2.6 Custom Element-wise Function for WGSL Built-in Function

We don't predefine all the WGSL built-in functions, but you can still use them.

cf. WGSL Numeric Built-in Functions

  • GPUBackend._func1(f: string, arg: NDArray, out: NDArray?): NDArray
  • GPUBackend._func2(f: string, arg0: NDArray, arg1: NDArray, out: NDArray?): NDArray

f is a built-in function name.

2.7 Custom Function from Scratch

Warning

This API is not user friendly, nor intended to use.

  • GPUBackend.createShader(code: string): GPUShaderModule
  • GPUBackend.execute(shader: GPUShaderModule, specs: {array: NDArray, mode: "read-only" | "write-only" | "read-write"}[], dispatch: number[]): undefined

dispatch are number of GPU workgroups of X, Y, Z. 1 <= dispatch.length <= 3.

2.8 Pseudo Random Number Generator (PRNG)

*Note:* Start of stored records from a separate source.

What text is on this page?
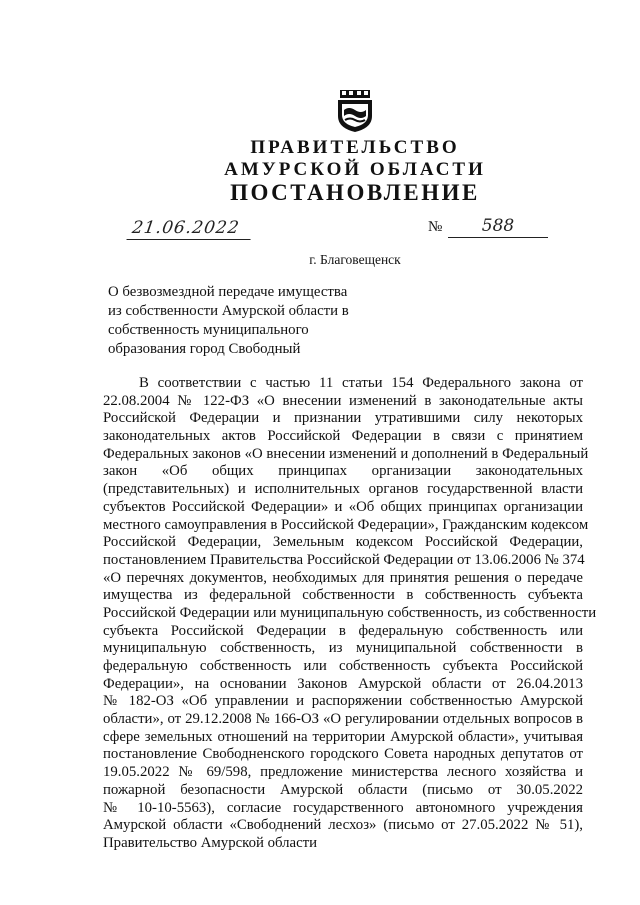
ПРАВИТЕЛЬСТВО
АМУРСКОЙ ОБЛАСТИ
ПОСТАНОВЛЕНИЕ
21.06.2022	№	588
г. Благовещенск
О безвозмездной передаче имущества
из собственности Амурской области в
собственность муниципального
образования город Свободный
В соответствии с частью 11 статьи 154 Федерального закона от
22.08.2004 № 122-ФЗ «О внесении изменений в законодательные акты
Российской Федерации и признании утратившими силу некоторых
законодательных актов Российской Федерации в связи с принятием
Федеральных законов «О внесении изменений и дополнений в Федеральный
закон «Об общих принципах организации законодательных
(представительных) и исполнительных органов государственной власти
субъектов Российской Федерации» и «Об общих принципах организации
местного самоуправления в Российской Федерации», Гражданским кодексом
Российской Федерации, Земельным кодексом Российской Федерации,
постановлением Правительства Российской Федерации от 13.06.2006 № 374
«О перечнях документов, необходимых для принятия решения о передаче
имущества из федеральной собственности в собственность субъекта
Российской Федерации или муниципальную собственность, из собственности
субъекта Российской Федерации в федеральную собственность или
муниципальную собственность, из муниципальной собственности в
федеральную собственность или собственность субъекта Российской
Федерации», на основании Законов Амурской области от 26.04.2013
№ 182-ОЗ «Об управлении и распоряжении собственностью Амурской
области», от 29.12.2008 № 166-ОЗ «О регулировании отдельных вопросов в
сфере земельных отношений на территории Амурской области», учитывая
постановление Свободненского городского Совета народных депутатов от
19.05.2022 № 69/598, предложение министерства лесного хозяйства и
пожарной безопасности Амурской области (письмо от 30.05.2022
№ 10-10-5563), согласие государственного автономного учреждения
Амурской области «Свободнений лесхоз» (письмо от 27.05.2022 № 51),
Правительство Амурской области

  • GPUBackend.Xoshiro128pp(options: PRNGOptions?): Xoshiro128pp
  • Xoshiro128pp.next(dtype: "u32" | "f32"): NDArray
  • Xoshiro128pp.normal(dtype: "f32" | "f16"): NDArray

3. Design

3.1 Template-based Shader

In my previous work, shader management was one of the biggest problems. Here, we try to implement type agnostic compute shaders in shader.js. Types are passed as arguments. Moreover, similar computations (e.g. a + b and a - b, etc.) are generated from single template.

3.2 Update Tracking

CPU-side and GPU-side data updates are tracked with .cpu_dirty and .gpu_dirty properties of NDArray. Only when the data are updated send() / load() methods acutually copy data.

4. Limitations

A lot of features are still missing;

  • Linear Algebra (e.g. Matrix Multiplication)

The size of data must be multiple of 4 bytes, so that "f16" NDArray must have even elements.

5. Dependencies

6. Notes

"f16" is supported only when GPU supports it. Inside createGPU() function, we check its supported features, and automatically add "shader-f16" to requiredFeatures if possible.